By The Guardian 8 September 2017 : A prominent Iranian journalist has lost an eye and part of his face due to a sinus cancer that activists say was left untreated while he was kept in jail.
Alireza Rajaee, a former political editor of a number of banned Iranian reformist newspapers, spent four years in prison after being convicted of “acting against the national security” and “propaganda against the state” – vague charges used against dozens of journalists in recent years.
The 54-year-old was released in October 2015 and soon diagnosed with cancer, which spread to his jaw, right eye and the roof of his mouth. He has received six rounds of chemotherapy and laser eye therapy sessions.
Activists said his pleas for treatment had been repeatedly ignored when he was in prison. Pictures of the journalist in a hospital bed with the right half of his face covered by a dressing sparked outrage on social media. Another picture showed his face with a skin graft.
The International Federation of Journalists (IFJ) condemned the Iranian authorities’ handling of Rajaee’s case, saying in a statement published on Friday that the country’s judiciary was responsible for “the complications that have arisen due to the lack of treatment”.
“Rajaee’s cancer developed in prison where authorities did not allow him to receive treatment from the local hospital, according to his wife Leila Liaghat,” the IFJ said.
“Former cellmate Hossein Ronaghi Maleki also reported to the Center for Human Rights in Iran (CHRI) that Rajaee regularly complained of pain in his right eye and jaw but the prison doctor only prescribed him painkillers and told him he was not suffering from any illness.”
The IFJ’s secretary general, Anthony Bellanger, expressed concerns about other journalists still in jail, including Ehsan Mazandarani. “This level of negligence from the authorities, intentional or otherwise, is completely unacceptable, and constitutes a grave violation of human rights,” he said.
Rajaee, who was also an activist for a banned nationalist-religious alliance, was elected as a member of parliament in 1999 but lost his seat after the controversial Guardian Council recounted and voided hundreds of thousands of votes. It meant Gholam-Ali Hadad-Adel, a senior conservative figure who had initially failed to secure a seat, replaced him.

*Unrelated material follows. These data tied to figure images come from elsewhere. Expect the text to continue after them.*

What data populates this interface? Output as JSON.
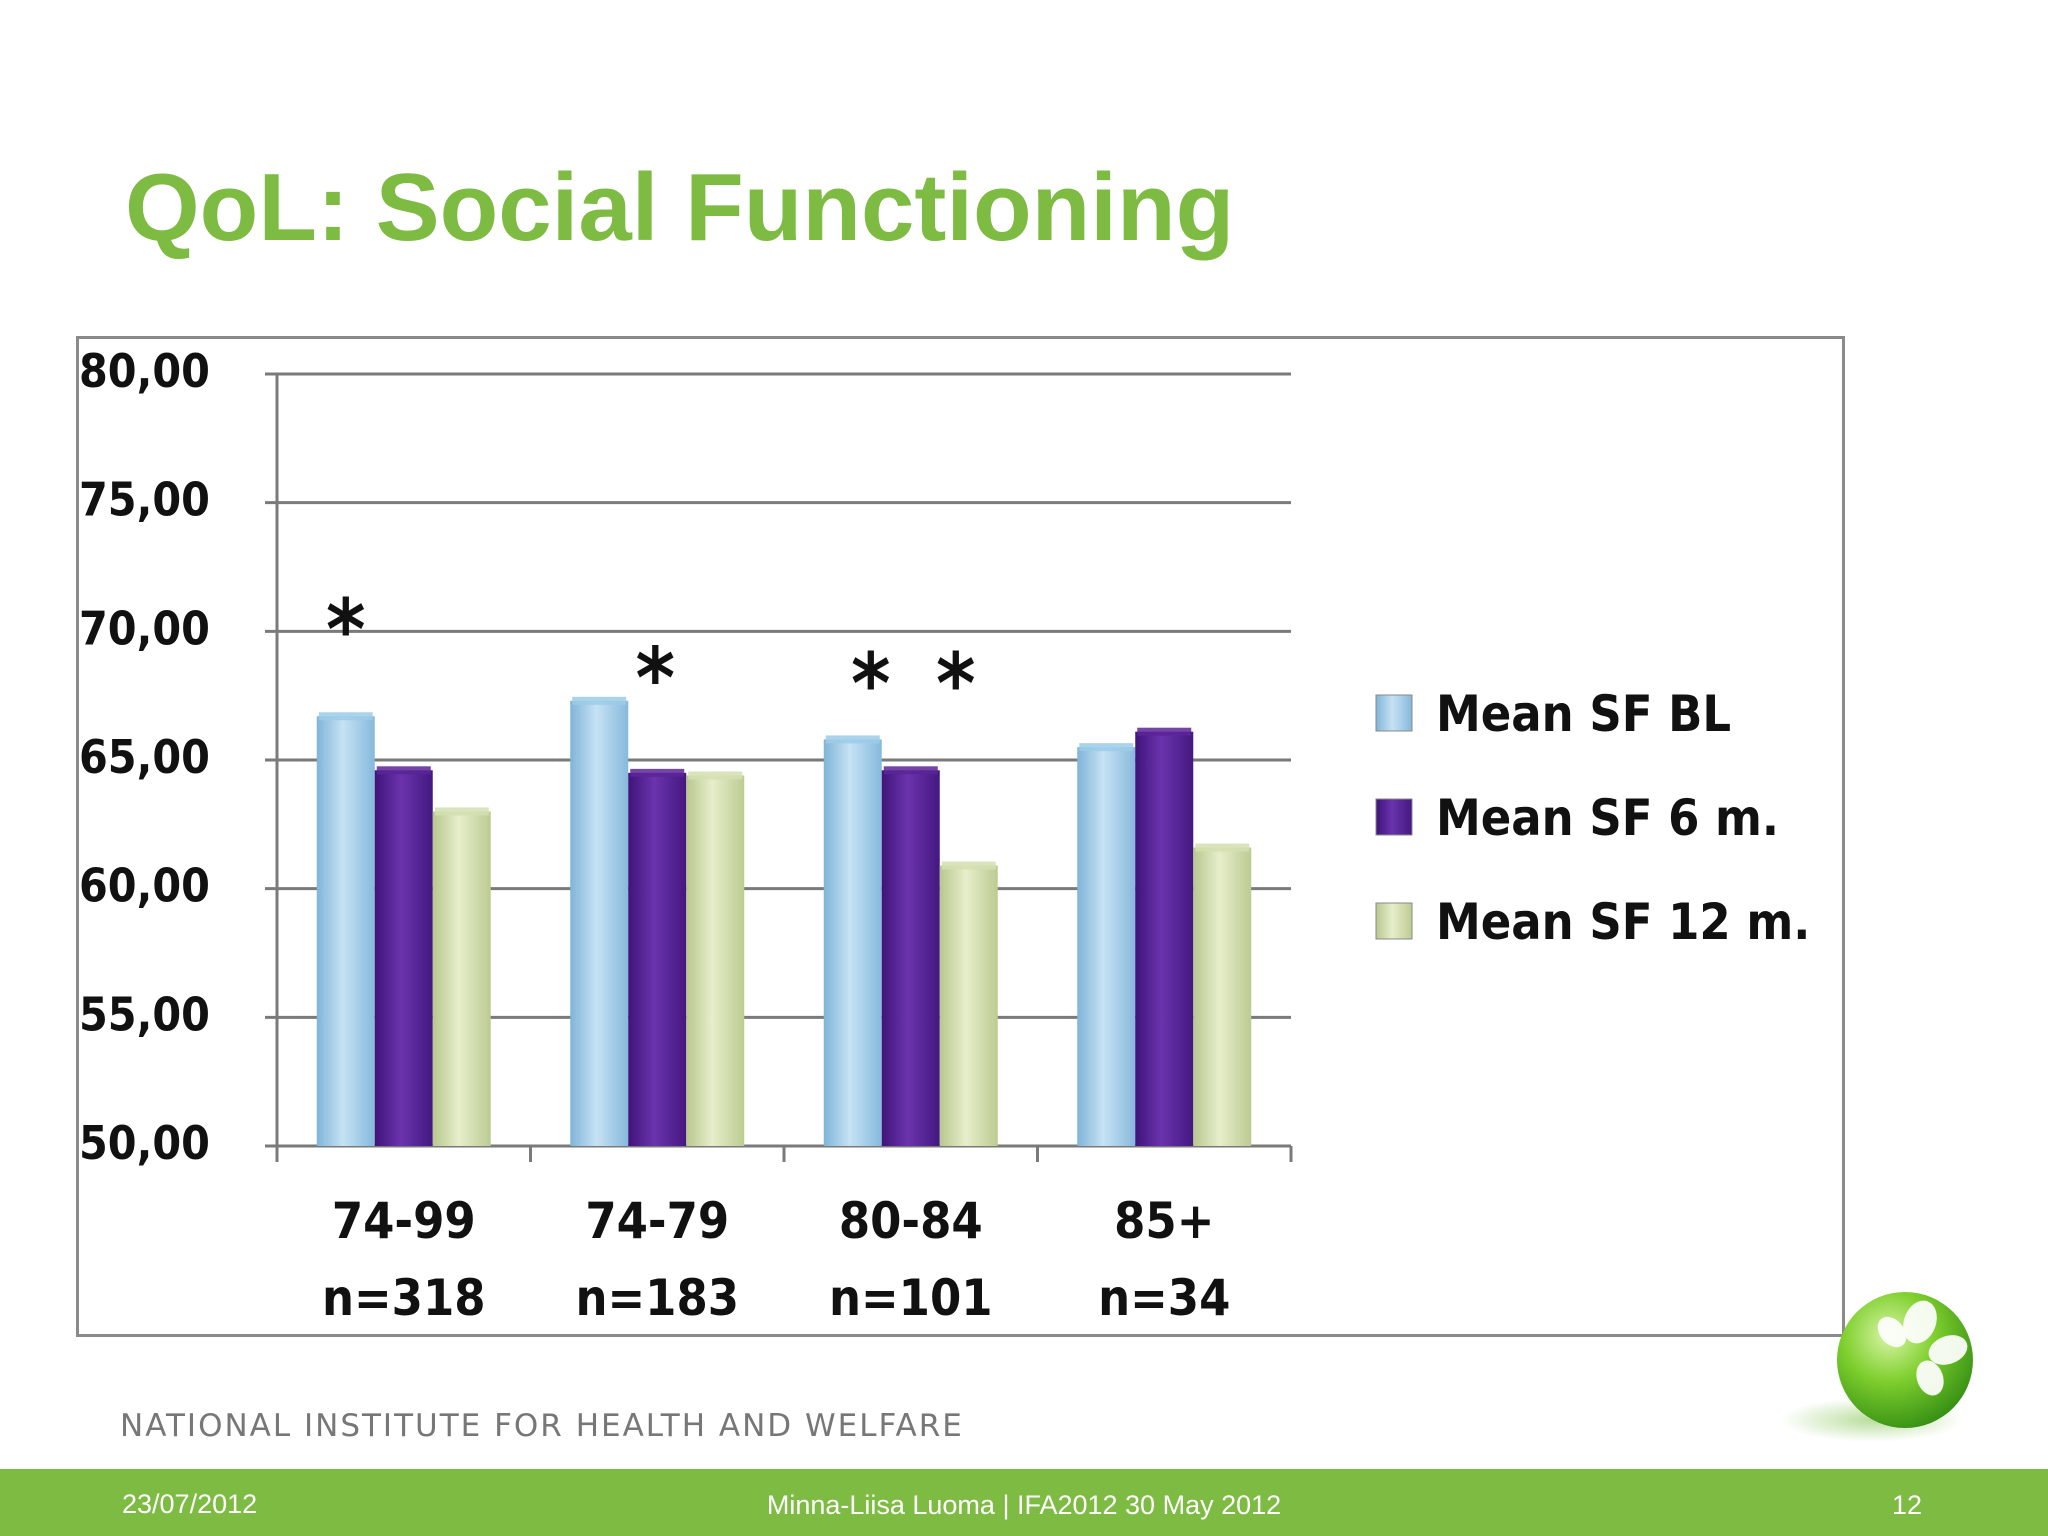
{
  "slide": {
    "title": "QoL: Social Functioning",
    "organization": "NATIONAL INSTITUTE FOR HEALTH AND WELFARE",
    "footer_date": "23/07/2012",
    "footer_center": "Minna-Liisa Luoma |  IFA2012  30 May  2012",
    "page_number": "12"
  },
  "chart_data": {
    "type": "bar",
    "title": "",
    "xlabel": "",
    "ylabel": "",
    "ylim": [
      50,
      80
    ],
    "yticks": [
      "80,00",
      "75,00",
      "70,00",
      "65,00",
      "60,00",
      "55,00",
      "50,00"
    ],
    "ytick_values": [
      80,
      75,
      70,
      65,
      60,
      55,
      50
    ],
    "grid": true,
    "legend_position": "right",
    "categories": [
      "74-99",
      "74-79",
      "80-84",
      "85+"
    ],
    "category_n": [
      "n=318",
      "n=183",
      "n=101",
      "n=34"
    ],
    "series": [
      {
        "name": "Mean SF BL",
        "color": "#9ccbe8",
        "values": [
          66.7,
          67.3,
          65.8,
          65.5
        ]
      },
      {
        "name": "Mean SF 6 m.",
        "color": "#5a2497",
        "values": [
          64.6,
          64.5,
          64.6,
          66.1
        ]
      },
      {
        "name": "Mean SF 12 m.",
        "color": "#d3dfb0",
        "values": [
          63.0,
          64.4,
          60.9,
          61.6
        ]
      }
    ],
    "annotations": [
      {
        "text": "*",
        "category": 0,
        "value": 70.1
      },
      {
        "text": "*",
        "category": 1,
        "value": 68.2
      },
      {
        "text": "*",
        "category": 2,
        "value": 68.0
      },
      {
        "text": "*",
        "category": 2,
        "value": 68.0
      }
    ]
  }
}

“When he was in Evin prison, the authorities did not allow him to receive treatment,” Liaghat, Rajaee’s wife, told the CHRI. “Every time he went to the prison clinic, they sent him back to ward 350 after only getting a shot or some pills. If he had been allowed to go to the hospital and get some tests, his illness could have been diagnosed and treated.”
Gholamhossein Mohseni-Eje’i, a spokesman for the Iranian judiciary, has denied responsibility, saying Rajaee developed cancer “after the completion of his sentence”.
Rajaee’s situation has put a spotlight on the treatment of political prisoners in Iran. The CHRI and Amnesty International have warned about the health conditions of dozens of political prisoners who have recently embarked on a hunger strike. Last month, Iran sentenced a spiritual leader, Mohammad Ali Taheri, to death in connection with his activities as the founder of a group called Circle of Mysticism.
“The fact that detention conditions have become so poor that desperate prisoners feel they are forced to go on hunger strike to demand the most basic standards of human dignity is disgraceful and highlights the urgent need for reforms to Iran’s cruel prison system,” said Amnesty International’s Magdalena Mughrabi.
Iran is one of the world’s biggest jailers of journalists. Reporters Without Borders said in a special report released this week that Iran was stepping up a crackdown on Iranian journalists working in exile for Persian-language media outlets, including BBC Persian and Radio Farda. More than 150 London-based Iranian journalists at the BBC’s Persian service have had their personal assets frozen in Iran.